Generative Fabrication
myTHREAD PAVILION: GENERATIVE FABRICATION IN KNITTING PROCESSES
Jenny E. Sabin
Cornell University
Advancements in weaving, knitting and braiding technologies have brought to surface high-tech and high-performance composite fabrics. These products have historically infiltrated the aerospace, automobile, sports and marine industries, but architecture has not yet fully benefitted from these lightweight freeform surface structures.
myThread, a commission from the Nike FlyKnit Collective, features knitted textile structures at the scale of a pavilion. The evolution of digital tools in architecture has prompted new techniques of fabrication alongside new understandings in the organization of material through its properties and potential for assemblage.
No longer privileging column, beam and arch, our definition of architectural tectonics has broadened alongside advancements made in computational design. Internal geometries inherent to natural forms, whose complexity could not be computed with the human mind alone, may now be explored synthetically through mathematics and generative systems.

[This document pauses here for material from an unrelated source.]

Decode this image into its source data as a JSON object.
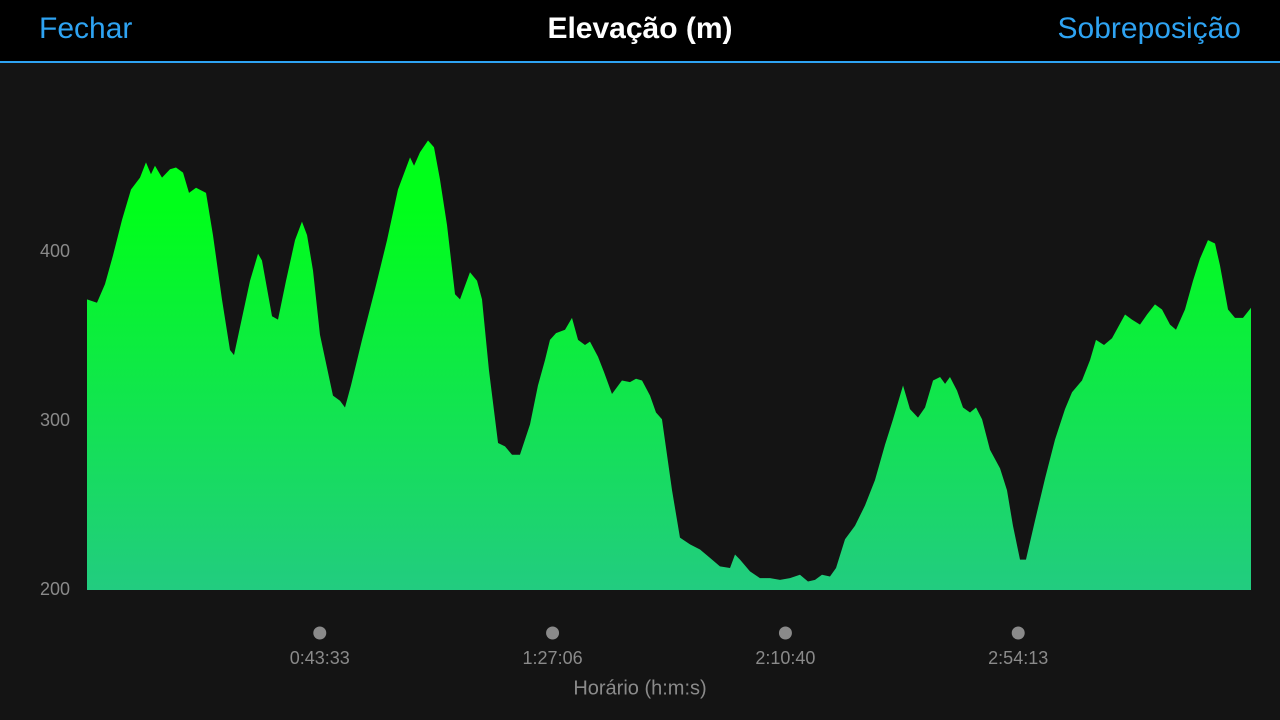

Textiles offer architecture a robust design process whereby computational techniques, pattern manipulation, material production and fabrication are explored as an interconnected loop that may feedback upon itself in no particular linear fashion.
The myThread Pavilion integrates emerging technologies in design through the materialization of dynamic data sets generated by the human body engaged in sport and movement activities in the city.
Turning performance into structure for the Nike Flyknit Collective, Jenny Sabin works at the intersection of art, architecture, design and science. There are instant similarities in this approach to the work of Nike’s Innovation Kitchen, where disciplines from different fields are brought together with a view to re-thinking basic principles and approaches to design challenges.
This project aims to engage a new material practice and next steps in digital fabrication in architecture through the production of models and prototypes via cutting-edge parametric and associative software that interface fabrication technologies in related, but alternative disciplines.
By digitally crafting these new formfitting material systems at architectural scales, beautiful formal possibilities emerge allowing for the construction of novel spaces and immersive adaptive environments that ultimately advance textile tectonics in architecture.
Importantly, this project seeks to communicate, document and make public advances in tooling and textile fabrication towards the design and production of nonlinear systems via complex geometries. Central to this is the integration of fields and industries outside of our own with the promise of advancing the functional, adaptive and formfitting nature of knit material alongside provocative emergent forms and spaces.
This is achieved through visualization models of human bio-data — motion data from a large group of runners — transformed and realized as a new choreography of performances in the context of a fully knitted pavilion.
Simply put, the generative design strategy is based on prior performances that are translated into present-tense performance through a finely tuned material assembly of knitted threads that respond and adapt to the presence or absence of light. The main goal of this project concerns the evolution of digital complexity in the built world.
The myThread Pavilion is the result of collaboration across disciplines and industries including architecture, textiles, sportswear and engineering. Linking biology and innovation, technology and tradition, this is an analog manifestation both of the benefits of Nike FlyKnit, and also the activities and performance of the individuals that went into its making.
This installation’s adaptable sensitivity and flexibility mirrors the human form. It is its own environment, its own community and its own energy. While interpreting and visualizing human data, the pavilion also becomes a body itself by virtue of a dynamic, spatial interiority and the presence of a multitude of actual human interactions.